Doyle, who has more than 40 years of acting experience, sets the tone of the show with his energy and commitment to the portrayal of Whitmore. It's hard not to believe that Doyle was typecast (he said during the talkback that he's the very opposite of Whitmore), because he's so convincing in his speeches and struggle throughout. As his wife, Winslow (who's a trained improv artist) strikes a balance between devout Southern trophy wife and wise better half. Her "soft pretzel" scene is easily one of the funniest in the show.

Esther Winter, as the uptight, sarcastic Alex Klein, is the right amount of salty to the Whitmores' sweet (tea), and portrays a fully three-dimensional character as the ambitious campaign manager who has a softer side. Recent Nazareth College graduate Matthew Combs juggles several smaller roles and manages to distinguish between the naive, eager campaign assistant Tom and the fame-hungry, inquisitive blogger Marshall. Overall, the ensemble gives the kind of shining performance that warranted Sunday's standing ovation.

The central focus of the set -- also designed by Meranto -- is a large artistic interpretation of the United States map suspended from the ceiling. Otherwise, each scene takes place in simple "green rooms" of college and convention center auditoriums, consisting of a few metal chairs, a worn leather couch, and a table holding water bottles, sweet tea, and other refreshments. Off to one side of the stage is a flag and a backdrop emblazoned over and over with the candidate's name. A large screen is also lowered in for several scenes to play nightly news excerpts and political ads (an effective use of technology). Matthew White of 4th Coast Productions created the video elements, which feature local actors Marc D'Amico, Jonathan Ntheketha, and Mary Jayne Waddell as newscasters.

In June 2016, the National New Plays Network announced that "Church and State" would be its 60th rolling world premiere, opening at The Skylight Theatre in Los Angeles that month. The show is currently in readings in New York City and will open Off-Broadway in 2017 -- but for now, audiences can only see a full production in Rochester. "Church and State" is one of the most stunningly relevant plays currently onstage, and it's not because of election season (though that doesn't hurt). It's because of human nature, and because there will always be trauma and doubt and redemption.

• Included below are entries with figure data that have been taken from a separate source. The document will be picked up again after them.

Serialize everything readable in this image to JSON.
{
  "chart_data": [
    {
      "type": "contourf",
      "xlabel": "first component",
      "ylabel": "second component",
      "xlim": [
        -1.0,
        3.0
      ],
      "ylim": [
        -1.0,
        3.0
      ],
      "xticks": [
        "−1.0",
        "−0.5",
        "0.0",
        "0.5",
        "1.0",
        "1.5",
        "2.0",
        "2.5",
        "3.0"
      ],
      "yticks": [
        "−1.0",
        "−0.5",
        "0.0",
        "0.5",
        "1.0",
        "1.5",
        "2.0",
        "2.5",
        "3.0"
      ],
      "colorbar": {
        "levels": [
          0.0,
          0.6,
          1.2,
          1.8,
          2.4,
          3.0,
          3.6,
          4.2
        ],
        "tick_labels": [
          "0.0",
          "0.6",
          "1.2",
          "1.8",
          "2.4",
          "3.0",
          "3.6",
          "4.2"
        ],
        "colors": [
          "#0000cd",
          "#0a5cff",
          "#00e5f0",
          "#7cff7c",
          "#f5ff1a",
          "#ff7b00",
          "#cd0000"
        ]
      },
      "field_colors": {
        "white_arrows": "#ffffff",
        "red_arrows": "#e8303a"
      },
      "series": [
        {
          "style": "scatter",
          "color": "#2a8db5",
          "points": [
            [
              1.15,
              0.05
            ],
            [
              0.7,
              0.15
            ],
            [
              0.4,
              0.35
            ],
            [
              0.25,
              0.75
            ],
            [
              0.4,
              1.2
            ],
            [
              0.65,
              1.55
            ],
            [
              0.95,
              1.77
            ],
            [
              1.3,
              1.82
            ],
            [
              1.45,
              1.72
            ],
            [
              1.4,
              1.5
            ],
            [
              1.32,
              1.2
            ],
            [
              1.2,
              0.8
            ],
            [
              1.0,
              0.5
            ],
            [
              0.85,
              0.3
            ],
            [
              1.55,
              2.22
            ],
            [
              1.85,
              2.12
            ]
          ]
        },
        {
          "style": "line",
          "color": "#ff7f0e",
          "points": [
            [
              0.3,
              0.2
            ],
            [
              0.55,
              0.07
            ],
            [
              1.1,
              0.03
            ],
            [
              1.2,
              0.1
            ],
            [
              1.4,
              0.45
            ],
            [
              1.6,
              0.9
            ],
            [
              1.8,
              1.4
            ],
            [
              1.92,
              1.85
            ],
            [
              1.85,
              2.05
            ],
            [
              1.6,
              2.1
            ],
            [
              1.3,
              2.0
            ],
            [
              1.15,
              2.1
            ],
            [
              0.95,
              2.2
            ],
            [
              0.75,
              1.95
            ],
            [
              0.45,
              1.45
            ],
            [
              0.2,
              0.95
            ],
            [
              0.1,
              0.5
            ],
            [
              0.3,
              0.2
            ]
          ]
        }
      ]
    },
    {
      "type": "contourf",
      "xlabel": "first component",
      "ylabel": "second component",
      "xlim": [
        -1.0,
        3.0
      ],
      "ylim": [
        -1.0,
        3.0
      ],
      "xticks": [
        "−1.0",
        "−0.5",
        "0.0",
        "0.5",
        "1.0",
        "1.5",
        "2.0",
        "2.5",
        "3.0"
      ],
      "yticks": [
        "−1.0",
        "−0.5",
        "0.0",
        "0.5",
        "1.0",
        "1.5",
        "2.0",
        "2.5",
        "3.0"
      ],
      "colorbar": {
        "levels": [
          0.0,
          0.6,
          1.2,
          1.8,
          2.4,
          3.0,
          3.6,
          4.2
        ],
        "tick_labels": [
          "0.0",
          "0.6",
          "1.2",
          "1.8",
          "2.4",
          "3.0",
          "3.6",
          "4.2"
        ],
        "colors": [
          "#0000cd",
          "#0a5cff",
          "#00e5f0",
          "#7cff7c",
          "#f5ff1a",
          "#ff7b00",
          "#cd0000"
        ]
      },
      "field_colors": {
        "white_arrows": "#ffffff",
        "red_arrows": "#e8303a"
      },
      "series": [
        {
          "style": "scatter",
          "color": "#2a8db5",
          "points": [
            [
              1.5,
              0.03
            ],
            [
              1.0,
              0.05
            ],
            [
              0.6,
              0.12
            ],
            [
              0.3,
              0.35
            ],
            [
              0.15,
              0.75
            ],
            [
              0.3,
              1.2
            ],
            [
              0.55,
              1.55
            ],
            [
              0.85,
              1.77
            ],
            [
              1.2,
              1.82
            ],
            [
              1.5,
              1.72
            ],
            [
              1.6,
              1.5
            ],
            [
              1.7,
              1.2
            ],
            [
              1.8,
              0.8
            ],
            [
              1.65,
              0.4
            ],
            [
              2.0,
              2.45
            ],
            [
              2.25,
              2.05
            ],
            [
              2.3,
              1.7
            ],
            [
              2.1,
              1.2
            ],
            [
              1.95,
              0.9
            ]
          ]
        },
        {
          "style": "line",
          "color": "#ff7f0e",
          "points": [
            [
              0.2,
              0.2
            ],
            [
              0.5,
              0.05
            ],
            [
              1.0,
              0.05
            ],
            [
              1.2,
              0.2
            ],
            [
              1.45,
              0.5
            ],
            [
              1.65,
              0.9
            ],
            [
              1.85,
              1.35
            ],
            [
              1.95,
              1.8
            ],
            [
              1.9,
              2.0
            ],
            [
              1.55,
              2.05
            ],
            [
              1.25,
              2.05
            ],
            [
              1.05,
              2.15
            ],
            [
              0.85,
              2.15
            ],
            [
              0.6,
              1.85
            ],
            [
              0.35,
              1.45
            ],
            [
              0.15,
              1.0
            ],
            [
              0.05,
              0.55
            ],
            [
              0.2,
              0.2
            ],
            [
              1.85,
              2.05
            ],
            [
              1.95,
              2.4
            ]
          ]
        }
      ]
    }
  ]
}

The show runs 90 minutes with no intermission, and the action begins to move quickly halfway through. A good number of Sunday's audience remained for the talkback with the cast and director after the matinee -- the conversation was Q&A-style as Meranto ran a microphone around the auditorium. "I had forgotten, after watching TV too much, that there are still reasonable people making reasonable arguments," said one woman in the crowd, her voice shaking with emotion. A silence fell over the auditorium, and then someone said quietly: "Everyone go vote."